Blood Ties may be a remake of a French movie but it plays like the director Guillaume Canet's homage to 1970s American crime drama, shot through with references to everything from Mean Streets to The Godfather and The French Connection.
In its lesser moments, the film is overwrought and derivative but, at its best, it has a real flavour of Friedkin, Coppola and Scorsese. The performances are wildly uneven, an inevitability given that there are British, Belgian, French and American actors all playing hard-bitten New Yorkers.
Clive Owen's character, Chris, a ne'er-do-well fresh out of prison, is like an older version of Robert De Niro's Johnny Boy in Mean Streets. He has a fraught, Cain and Abel-like relationship with his brother Frank (Billy Crudup), a cop who despises his lawless ways.
Canet goes to great lengths to recreate 1970s New York.

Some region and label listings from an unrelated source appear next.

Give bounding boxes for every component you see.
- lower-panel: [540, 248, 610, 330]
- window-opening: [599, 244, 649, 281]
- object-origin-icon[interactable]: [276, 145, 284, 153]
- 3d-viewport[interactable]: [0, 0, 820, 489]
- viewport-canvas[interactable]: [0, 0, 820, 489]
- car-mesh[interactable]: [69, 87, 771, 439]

There are some raw and powerful moments here – Owen banging his head against an iron pole in a bid to curb his own violent instincts, James Caan as the boys' father telling them grim stories about their errant mother.
The chases and heists are staged in brutally effective fashion and some of the Method acting – especially that of Flemish star Matthias Schoenaerts – registers strongly. There are also scenes which lurch into crude, soap opera-style melodrama. Blood Ties is an uneven film but one that could well develop cult status.